San Francisco, CA, USA August 22, 2007

Despite the glacial pace of change in healthcare transaction handling, the status quo will gradually give way to a new order.

The current modus operandi in healthcare transaction handling is unsustainable, plagued by the inefficiencies born from highly fragmented stakeholders with conflicting interests and thousands of proprietary formats. Change is a must.

In the second report of its new Healthcare Banking research service, , Celent discusses how some change agents are emerging from the status quo, while newcomers and outsiders are bringing new models. These players will differ notably from their predecessors in that they will enable cooperation across stakeholders and build business models based on aligning costs and benefits. They will reduce the current lack of transaction transparency and improve the current environment of distrust and lack of cooperation. The new order is manifesting itself in various manners, from the operational (e.g., the gradual shift to electronic remittances and ACH) to the organizational (e.g., partnerships spanning the revenue cycle).

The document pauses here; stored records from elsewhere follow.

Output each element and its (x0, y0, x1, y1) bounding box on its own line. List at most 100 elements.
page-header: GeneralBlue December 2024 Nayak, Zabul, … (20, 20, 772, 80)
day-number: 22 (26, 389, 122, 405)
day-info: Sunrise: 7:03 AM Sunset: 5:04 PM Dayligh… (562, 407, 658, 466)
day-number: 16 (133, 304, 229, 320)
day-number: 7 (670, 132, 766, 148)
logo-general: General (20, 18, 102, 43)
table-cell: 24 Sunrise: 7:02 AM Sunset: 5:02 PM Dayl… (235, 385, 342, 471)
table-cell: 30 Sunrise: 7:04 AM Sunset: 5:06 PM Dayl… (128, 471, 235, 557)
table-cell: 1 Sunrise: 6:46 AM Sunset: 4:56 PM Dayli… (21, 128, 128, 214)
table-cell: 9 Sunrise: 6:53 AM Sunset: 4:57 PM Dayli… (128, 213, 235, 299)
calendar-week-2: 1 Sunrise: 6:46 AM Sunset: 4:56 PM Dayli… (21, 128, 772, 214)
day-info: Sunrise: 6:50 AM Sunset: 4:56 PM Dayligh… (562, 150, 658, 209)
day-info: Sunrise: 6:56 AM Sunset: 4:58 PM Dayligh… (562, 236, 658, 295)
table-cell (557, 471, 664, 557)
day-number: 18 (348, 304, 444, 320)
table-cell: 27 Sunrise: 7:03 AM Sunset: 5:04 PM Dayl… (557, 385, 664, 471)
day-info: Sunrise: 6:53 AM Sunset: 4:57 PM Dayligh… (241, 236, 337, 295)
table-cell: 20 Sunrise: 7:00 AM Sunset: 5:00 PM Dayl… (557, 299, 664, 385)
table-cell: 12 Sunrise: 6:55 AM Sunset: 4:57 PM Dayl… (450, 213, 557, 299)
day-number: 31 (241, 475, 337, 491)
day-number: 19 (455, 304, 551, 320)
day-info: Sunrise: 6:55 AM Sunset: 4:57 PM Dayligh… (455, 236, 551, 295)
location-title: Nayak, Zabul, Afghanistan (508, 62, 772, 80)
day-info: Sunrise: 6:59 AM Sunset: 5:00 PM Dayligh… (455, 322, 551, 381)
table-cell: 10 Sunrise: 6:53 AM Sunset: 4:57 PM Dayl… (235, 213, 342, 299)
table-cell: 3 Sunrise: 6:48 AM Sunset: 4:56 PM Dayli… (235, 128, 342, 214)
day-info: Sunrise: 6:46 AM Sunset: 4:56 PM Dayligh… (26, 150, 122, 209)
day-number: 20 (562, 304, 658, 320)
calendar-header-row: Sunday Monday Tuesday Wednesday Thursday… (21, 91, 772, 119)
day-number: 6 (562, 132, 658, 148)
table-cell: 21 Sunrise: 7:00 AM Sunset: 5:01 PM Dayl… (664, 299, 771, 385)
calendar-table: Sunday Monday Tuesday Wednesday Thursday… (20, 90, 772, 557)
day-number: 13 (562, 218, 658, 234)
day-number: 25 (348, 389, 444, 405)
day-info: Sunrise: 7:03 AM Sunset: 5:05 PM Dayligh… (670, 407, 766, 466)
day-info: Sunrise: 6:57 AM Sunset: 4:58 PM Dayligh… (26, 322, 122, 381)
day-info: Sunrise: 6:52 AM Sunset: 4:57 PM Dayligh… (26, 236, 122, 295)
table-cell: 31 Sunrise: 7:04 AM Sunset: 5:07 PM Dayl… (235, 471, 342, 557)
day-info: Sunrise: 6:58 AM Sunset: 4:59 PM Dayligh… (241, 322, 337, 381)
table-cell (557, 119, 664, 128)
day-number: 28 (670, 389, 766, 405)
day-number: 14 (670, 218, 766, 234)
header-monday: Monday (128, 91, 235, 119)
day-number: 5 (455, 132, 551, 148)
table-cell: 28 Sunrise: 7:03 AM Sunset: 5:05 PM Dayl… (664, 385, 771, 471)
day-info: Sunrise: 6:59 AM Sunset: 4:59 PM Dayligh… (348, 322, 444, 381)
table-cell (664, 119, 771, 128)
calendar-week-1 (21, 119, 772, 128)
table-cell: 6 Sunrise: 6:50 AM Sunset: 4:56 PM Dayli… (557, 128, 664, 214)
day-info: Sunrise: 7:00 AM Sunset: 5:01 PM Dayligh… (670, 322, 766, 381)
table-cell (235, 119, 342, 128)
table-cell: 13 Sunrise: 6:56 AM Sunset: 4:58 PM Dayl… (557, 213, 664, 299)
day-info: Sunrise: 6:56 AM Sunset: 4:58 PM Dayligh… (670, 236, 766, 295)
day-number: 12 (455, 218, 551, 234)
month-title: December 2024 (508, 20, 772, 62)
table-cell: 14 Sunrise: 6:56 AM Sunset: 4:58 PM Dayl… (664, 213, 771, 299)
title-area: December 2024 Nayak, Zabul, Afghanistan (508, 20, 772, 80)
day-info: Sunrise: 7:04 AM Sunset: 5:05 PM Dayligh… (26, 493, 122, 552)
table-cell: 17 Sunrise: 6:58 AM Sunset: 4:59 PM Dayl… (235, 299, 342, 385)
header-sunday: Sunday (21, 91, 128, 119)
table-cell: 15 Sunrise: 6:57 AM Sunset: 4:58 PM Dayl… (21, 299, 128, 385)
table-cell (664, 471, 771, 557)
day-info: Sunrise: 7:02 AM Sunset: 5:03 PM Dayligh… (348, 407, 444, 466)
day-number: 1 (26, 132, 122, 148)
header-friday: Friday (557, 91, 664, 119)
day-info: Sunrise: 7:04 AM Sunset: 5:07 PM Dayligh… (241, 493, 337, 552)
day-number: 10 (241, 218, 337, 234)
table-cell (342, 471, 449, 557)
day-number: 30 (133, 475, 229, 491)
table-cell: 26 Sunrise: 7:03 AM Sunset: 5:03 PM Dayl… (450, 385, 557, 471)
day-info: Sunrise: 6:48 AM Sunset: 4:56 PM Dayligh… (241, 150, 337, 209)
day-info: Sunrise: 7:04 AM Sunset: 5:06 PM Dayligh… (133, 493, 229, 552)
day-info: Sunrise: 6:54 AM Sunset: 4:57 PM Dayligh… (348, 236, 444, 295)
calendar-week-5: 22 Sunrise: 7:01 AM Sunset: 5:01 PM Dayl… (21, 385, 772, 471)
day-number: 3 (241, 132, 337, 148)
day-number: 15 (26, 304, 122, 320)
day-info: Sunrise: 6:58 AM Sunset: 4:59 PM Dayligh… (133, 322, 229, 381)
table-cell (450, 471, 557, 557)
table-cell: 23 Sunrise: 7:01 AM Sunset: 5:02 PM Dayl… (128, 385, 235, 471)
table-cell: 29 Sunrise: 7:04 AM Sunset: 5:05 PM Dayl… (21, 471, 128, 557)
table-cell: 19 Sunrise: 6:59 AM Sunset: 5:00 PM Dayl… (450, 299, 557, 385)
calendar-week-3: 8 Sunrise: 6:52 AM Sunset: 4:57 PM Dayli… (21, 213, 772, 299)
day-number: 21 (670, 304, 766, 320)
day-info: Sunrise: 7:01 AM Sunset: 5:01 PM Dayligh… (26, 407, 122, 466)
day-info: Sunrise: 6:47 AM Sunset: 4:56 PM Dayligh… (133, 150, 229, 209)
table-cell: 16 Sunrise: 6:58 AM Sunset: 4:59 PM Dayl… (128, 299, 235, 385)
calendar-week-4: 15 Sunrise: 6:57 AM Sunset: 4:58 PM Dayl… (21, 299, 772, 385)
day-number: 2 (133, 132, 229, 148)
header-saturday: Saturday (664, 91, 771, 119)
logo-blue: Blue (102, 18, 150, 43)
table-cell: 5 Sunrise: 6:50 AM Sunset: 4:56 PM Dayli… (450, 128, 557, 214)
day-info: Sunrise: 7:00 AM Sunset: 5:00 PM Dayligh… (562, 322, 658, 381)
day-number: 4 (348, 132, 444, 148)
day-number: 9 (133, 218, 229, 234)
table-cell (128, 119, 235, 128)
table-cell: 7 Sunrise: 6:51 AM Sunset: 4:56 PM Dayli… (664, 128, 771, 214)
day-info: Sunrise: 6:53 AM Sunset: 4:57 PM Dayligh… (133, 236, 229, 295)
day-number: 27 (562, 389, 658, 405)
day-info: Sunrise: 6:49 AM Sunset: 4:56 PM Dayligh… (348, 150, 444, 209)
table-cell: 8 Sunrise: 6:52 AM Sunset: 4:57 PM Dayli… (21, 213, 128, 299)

"The third party players, which are showing themselves to be the change agents today, will become leaders. Because they understand the necessity to shift from an infrastructure that handles thousands of payers (third parties) to one that can handle millions of payers (consumers), from an exchange that handles claims and payment documents to one that handles clinical information such as electronic health records and diagnostic results, and from a batch processing platform to a real time one," says Alenka Grealish, coauthor of the report and Managing Director of the Banking team.

Celent estimates that there were around 3.4 billion claims, translating into approximately 1.1 billion payments in 2006. Nearly half (45%) of the 3.4 billion claims were submitted by providers in nonstandard format, while approximately 65% of the remittances were paper. Over the next five years, the use of standard formats and e-remittances will ever so incrementally grow. By 2012, Celent expects that the use of nonstandard claim formats will have dropped to 15%, and the use of e-remittances will rise to 62%, though the use of a common 835 standard is unlikely.

"Among financial institutions, the leaders will be those that facilitate the migration away from paper to electronic and develop innovative receivables financing. Financial institutions must remember that while the number of providers is greater, payers control a larger number of these transactions. Forward-thinking ones must combine their provider-focused extended lockbox offerings with payer-focused solutions that allow paper to be eliminated at its source rather than merely imaged after the fact," comments Madhavi Mantha, coauthor of the report and senior analyst.

The report is 55 pages and contains 21 figures and seven tables (with an additional eight pages, four figures, and two tables of background material contained in an Appendix).

A table of contents is available online. Eight change agents are profiled: athenahealth, the Bank of New York Mellon, InstaMed, MedAvant, MisysPayerpath, Payformance, PNC Bank, and RMS.